Why data diversity is important for AI development

On May 20, 2019

DEVELOPING artificial intelligence (AI) algorithms requires vast amounts of data, and with new, more sophisticated iterations, the technology demands more data to deliver the results expected.

AI depends on data to study the patterns and trends which it ‘learns’ from to be able to interpolate, and automatically execute certain functions.

And thus, it is crucial that the data that the AI algorithms are built on is not homogenous or biased towards certain elements.

For example, a facial recognition algorithm based solely on physical characteristics of the Western population may not be able to identify Asian populace. Or worse, will miscategorize them.

Similarly, a hypothetical system deployed to recruit potential candidates for a job may be partial to one gender or ethnicity if the data it was fed was not varied.

In other words, the very effectiveness of the technology relies heavily on the data, and this scenario presents an entirely new problem to AI developers who must address the data bias issue first.

Failing to do so will result in sub-standard AI products and harm enterprise use cases.

The solution lies with diversity

While AI by itself does not have built-in biases, data and its sources do, which could lead the technology to establish an inaccurate relationship between two variables, and amplify the mistake by making more of the same misguided inferences.

To solve this issue, developers have to start at the data collection and curation phase.

Experts recommend that procedures be put in place to ensure the data is sufficiently diverse and proportionally accounts for all variables.

Companies with a global presence should make it a point to analyze data from all its operations to develop a new process before integrating it with an AI solution so that every element and aspects are accounted for.

Companies developing computer vision software or natural language processing (NLP) systems should specifically heed this notion as it will not only improve the quality of their product but also enhance their market access.

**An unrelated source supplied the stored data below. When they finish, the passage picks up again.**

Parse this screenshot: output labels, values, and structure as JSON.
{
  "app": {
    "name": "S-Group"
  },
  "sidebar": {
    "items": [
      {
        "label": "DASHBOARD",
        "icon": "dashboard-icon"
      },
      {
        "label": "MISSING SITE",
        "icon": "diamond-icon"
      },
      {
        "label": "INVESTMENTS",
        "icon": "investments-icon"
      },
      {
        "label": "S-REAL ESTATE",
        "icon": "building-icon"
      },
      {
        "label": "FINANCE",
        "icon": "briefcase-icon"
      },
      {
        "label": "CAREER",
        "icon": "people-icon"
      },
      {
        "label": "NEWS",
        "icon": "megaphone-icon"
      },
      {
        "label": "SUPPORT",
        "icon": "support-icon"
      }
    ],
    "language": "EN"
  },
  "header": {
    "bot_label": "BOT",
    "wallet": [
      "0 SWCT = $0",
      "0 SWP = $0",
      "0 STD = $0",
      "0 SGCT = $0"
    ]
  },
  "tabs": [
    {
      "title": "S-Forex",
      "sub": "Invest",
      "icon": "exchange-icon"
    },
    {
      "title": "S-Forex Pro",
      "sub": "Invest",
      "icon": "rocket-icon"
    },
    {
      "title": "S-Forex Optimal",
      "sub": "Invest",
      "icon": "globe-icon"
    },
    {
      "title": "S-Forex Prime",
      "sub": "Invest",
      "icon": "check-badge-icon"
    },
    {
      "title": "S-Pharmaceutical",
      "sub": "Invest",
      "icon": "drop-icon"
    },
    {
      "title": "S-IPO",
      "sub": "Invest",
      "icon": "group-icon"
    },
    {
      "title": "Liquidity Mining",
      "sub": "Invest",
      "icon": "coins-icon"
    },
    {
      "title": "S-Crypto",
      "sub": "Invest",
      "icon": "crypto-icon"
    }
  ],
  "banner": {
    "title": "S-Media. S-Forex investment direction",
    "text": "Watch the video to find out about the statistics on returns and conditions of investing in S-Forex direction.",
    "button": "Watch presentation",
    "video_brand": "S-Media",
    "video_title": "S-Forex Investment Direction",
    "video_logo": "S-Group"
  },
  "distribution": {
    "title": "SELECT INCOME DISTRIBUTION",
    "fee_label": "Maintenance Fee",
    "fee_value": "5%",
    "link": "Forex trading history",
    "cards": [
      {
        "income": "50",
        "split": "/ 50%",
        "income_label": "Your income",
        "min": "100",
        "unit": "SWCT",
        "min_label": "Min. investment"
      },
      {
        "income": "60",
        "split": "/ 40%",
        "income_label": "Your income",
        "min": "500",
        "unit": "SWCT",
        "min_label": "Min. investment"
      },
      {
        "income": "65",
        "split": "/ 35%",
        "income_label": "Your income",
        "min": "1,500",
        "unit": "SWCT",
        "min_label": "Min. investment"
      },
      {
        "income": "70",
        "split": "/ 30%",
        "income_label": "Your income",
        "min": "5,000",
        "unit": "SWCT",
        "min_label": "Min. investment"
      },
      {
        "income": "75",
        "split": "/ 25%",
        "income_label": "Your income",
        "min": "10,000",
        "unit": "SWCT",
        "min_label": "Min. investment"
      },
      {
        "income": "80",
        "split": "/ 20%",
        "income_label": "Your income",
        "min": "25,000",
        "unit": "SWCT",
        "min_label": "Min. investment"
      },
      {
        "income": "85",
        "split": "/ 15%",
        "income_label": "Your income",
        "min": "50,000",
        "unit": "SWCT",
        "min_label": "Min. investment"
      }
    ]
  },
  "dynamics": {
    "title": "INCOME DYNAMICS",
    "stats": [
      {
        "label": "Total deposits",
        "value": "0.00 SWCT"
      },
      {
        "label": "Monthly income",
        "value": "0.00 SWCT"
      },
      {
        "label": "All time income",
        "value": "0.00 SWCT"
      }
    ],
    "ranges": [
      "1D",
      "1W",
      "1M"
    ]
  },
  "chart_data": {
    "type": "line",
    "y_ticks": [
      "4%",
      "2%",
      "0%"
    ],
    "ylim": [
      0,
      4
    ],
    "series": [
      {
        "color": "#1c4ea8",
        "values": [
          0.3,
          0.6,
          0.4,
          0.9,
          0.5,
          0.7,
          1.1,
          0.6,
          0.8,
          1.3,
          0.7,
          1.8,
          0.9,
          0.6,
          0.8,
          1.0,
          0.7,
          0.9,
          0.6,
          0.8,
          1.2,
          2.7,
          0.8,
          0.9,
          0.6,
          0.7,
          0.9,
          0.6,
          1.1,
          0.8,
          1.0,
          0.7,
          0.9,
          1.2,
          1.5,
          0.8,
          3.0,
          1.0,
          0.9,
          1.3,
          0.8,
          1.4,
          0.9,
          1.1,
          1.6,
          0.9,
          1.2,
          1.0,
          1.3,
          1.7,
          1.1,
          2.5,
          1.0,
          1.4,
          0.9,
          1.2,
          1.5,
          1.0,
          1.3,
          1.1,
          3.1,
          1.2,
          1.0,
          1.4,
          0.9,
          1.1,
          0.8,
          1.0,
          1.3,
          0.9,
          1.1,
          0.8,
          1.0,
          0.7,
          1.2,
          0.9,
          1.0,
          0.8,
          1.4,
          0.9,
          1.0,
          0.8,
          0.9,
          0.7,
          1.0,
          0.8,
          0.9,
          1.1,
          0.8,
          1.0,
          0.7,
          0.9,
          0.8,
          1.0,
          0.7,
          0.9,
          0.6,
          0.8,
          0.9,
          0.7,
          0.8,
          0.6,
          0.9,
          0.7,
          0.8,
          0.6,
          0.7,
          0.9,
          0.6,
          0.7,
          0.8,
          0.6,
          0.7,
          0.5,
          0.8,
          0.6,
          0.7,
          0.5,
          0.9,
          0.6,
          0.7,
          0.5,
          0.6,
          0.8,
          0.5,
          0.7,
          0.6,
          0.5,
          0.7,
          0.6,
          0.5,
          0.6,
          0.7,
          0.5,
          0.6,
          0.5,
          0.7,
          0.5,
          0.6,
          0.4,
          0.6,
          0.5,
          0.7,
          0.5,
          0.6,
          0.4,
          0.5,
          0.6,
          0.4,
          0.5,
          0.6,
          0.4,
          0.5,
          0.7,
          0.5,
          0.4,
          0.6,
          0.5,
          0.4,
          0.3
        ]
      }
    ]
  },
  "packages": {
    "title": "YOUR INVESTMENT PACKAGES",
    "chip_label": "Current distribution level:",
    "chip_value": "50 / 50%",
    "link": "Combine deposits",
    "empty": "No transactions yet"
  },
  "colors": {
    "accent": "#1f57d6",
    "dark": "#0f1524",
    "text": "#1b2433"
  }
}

Admittedly, de-biasing the data completely may not be possible given the challenges and resources required, but minimizing bias by way of diversifying the data is very much within the realm of possibility.

Data scientists should develop ways to analyze data distributions more thoroughly, and fix abnormal co-relations between variable.

In short, for AI to realize its full potential, continuous improvement with regards to data optimization is necessary.